Ammonium Bisulfide Corrosion in Hydrotreating Units

Description and Location of Damage

Ammonium bisulfide corrosion is an aggressive corrosion occurring in several refinery units, including hydrotreaters. Only sour water strippers suffer more serious sour water corrosion than hydrotreaters. The most troublesome hydrotreating units are those processes for desulfurization of heavy petroleum fractions. Corrosion is uniform but occurs at specific locations, i.e., high velocities and/or turbulence. Common locations for corrosion are in the inlet header box of the reactor effluent F/F exchangers, piping elbows and welds with excessive I.D. weld metal penetration. Corrosion rates as high as 200 mpy have been observed in aggressive ammonium bisulfide solutions. The attached references from Refincor summarize descriptions, locations of damage, corrosion rates and rules of thumb for corrosion by alkaline sour water reported by other refiners in more than 50 years of documenting NACE T-8 Refining Committee open discussions on corrosion in refineries.

Affected Materials

Carbon steel is least resistant and can experience high corrosion rates in aggressive solutions. The 300 series stainless steels, duplex stainless steels, aluminum alloys and nickel base alloys are more resistant, depending on ammonium bisulfide (NH4HS) concentration and velocity. Duplex stainless steels can experience sulfide stress cracking and/or hydrogen embrittlement if the ferrite phase is on the high side, as can occur in welded fabrications.

Environmental Factors

Ammonium bisulfide is formed by the chemical combination of ammonia and sulfur. The ammonia can be present as an added neutralizer or formed in the reactor from nitrogen in the feed. The sulfur can originate as elemental sulfur, converted H2S or iron sulfide corrosion product. The potential for sour water corrosion is primarily a function of feed nitrogen level, which typically increases with heavier feedstocks. Typically, a nitrogen content of 0.05 wt. % in the feed is used as a level above which serious sour water corrosion can be anticipated.

Ammonium Bisulfide Corrosion in Hydrotreating Units

The corrosivity of ammonium bisulfide salts is expressed either in terms of combined wt. % ammonia and hydrogen sulfide or as a dissociation constant (Kp) factor. The design curve shows where ammonium bisulfide salts are predicted to form, based on partial pressures of ammonia and hydrogen sulfide. The curve shows that ammonium bisulfide salts should not be a concern above ~190F (88C).

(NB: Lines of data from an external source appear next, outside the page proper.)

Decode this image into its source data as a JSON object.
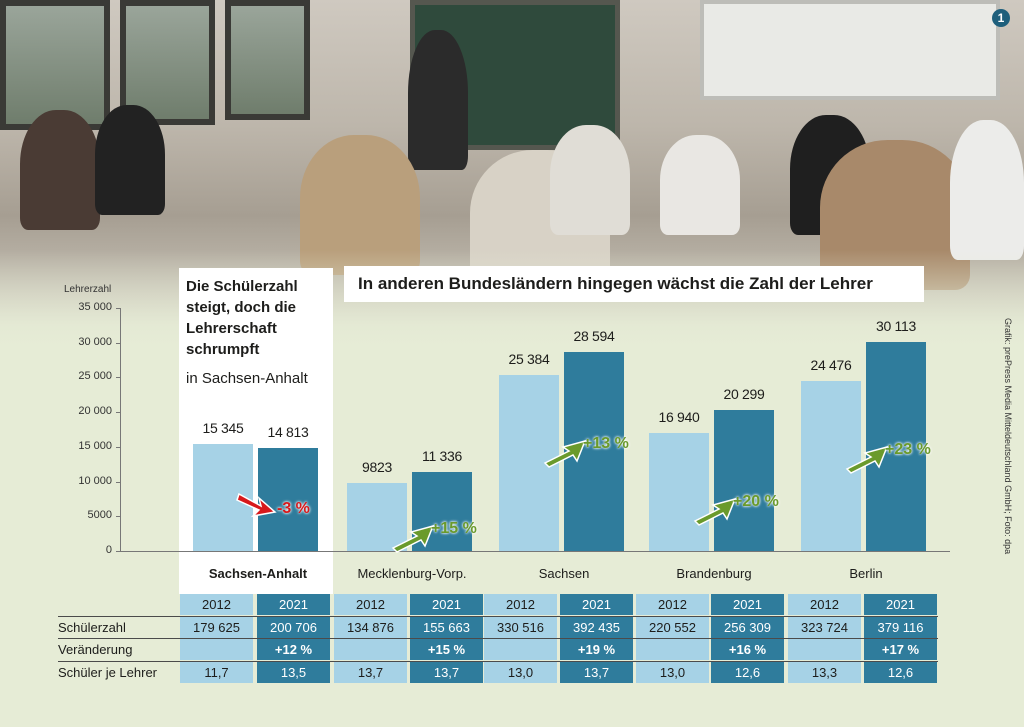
{
  "badge": "1",
  "chart_data": {
    "type": "bar",
    "title": "In anderen Bundesländern hingegen wächst die Zahl der Lehrer",
    "highlight_title": "Die Schülerzahl steigt, doch die Lehrerschaft schrumpft",
    "highlight_subtitle": "in Sachsen-Anhalt",
    "ylabel": "Lehrerzahl",
    "ylim": [
      0,
      35000
    ],
    "yticks": [
      "35 000",
      "30 000",
      "25 000",
      "20 000",
      "15 000",
      "10 000",
      "5000",
      "0"
    ],
    "categories": [
      "Sachsen-Anhalt",
      "Mecklenburg-Vorp.",
      "Sachsen",
      "Brandenburg",
      "Berlin"
    ],
    "series": [
      {
        "name": "2012",
        "values": [
          15345,
          9823,
          25384,
          16940,
          24476
        ],
        "labels": [
          "15 345",
          "9823",
          "25 384",
          "16 940",
          "24 476"
        ]
      },
      {
        "name": "2021",
        "values": [
          14813,
          11336,
          28594,
          20299,
          30113
        ],
        "labels": [
          "14 813",
          "11 336",
          "28 594",
          "20 299",
          "30 113"
        ]
      }
    ],
    "changes": [
      "-3 %",
      "+15 %",
      "+13 %",
      "+20 %",
      "+23 %"
    ],
    "change_colors": [
      "#d7191c",
      "#6a9a2c",
      "#6a9a2c",
      "#6a9a2c",
      "#6a9a2c"
    ],
    "colors": {
      "c2012": "#a6d2e6",
      "c2021": "#2f7c9c"
    }
  },
  "credit": "Grafik: prePress Media Mitteldeutschland GmbH; Foto: dpa",
  "table": {
    "years": [
      "2012",
      "2021",
      "2012",
      "2021",
      "2012",
      "2021",
      "2012",
      "2021",
      "2012",
      "2021"
    ],
    "rows": [
      {
        "label": "Schülerzahl",
        "cells": [
          "179 625",
          "200 706",
          "134 876",
          "155 663",
          "330 516",
          "392 435",
          "220 552",
          "256 309",
          "323 724",
          "379 116"
        ]
      },
      {
        "label": "Veränderung",
        "cells": [
          "",
          "+12 %",
          "",
          "+15 %",
          "",
          "+19 %",
          "",
          "+16 %",
          "",
          "+17 %"
        ]
      },
      {
        "label": "Schüler je Lehrer",
        "cells": [
          "11,7",
          "13,5",
          "13,7",
          "13,7",
          "13,0",
          "13,7",
          "13,0",
          "12,6",
          "13,3",
          "12,6"
        ]
      }
    ]
  }
}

Velocity is also a factor in ammonium bisulfide corrosion and limiting rates above which corrosion can be a problem have been published. Corrosion can occur in the presence of high concentrations and velocities of aqueous NH4HS or under deposited salts.

One source discusses that “severe corrosion” can be expected when ammonia and hydrogen sulfide are present together in concentrations above ~1 wt. % as NH4HS and/or when the pH rises above 7.6. The same source discusses the following guidelines for the safe use of carbon steel and stainless steel in the presence of ammonium bisulfide salts:

Alkaline sour water with hydrocarbon up to 20 feet per second (fps)

Alkaline sour water >250F up to 5 fps for carbon steel and 10 fps for SS.

Alkaline sour water <250F, 120 fps for carbon steel and 15 fps for SS.

Sour water with amine inhibitor up to 20 fps.

Other sources, including WRC 489, state that below 2 wt %, solutions are not generally corrosive and above 2 wt %, they are increasingly corrosive.

Typical Affected Equipment

NH4HS salts precipitate in the reactor effluent streams when temperatures drop below the dew point at the prevailing partial pressures of ammonia and hydrogen sulfide. WRC 489 states that corrosion may be found at the following locations:

  1. air cooler header boxes
  2. inlet and outlet piping of air coolers, as well as exchanger tubes.
  3. Piping into and out of the reactor effluent separators.
  4. Sour water draw piping from reactor effluent separators (flashing may cause severe erosion-corrosion downstream of control valves.)
  5. Vapor line from the high pressure separators.
  6. hydrocarbon lines from reactor effluent separators due to entrained sour water.
  7. stripper column overhead sour water.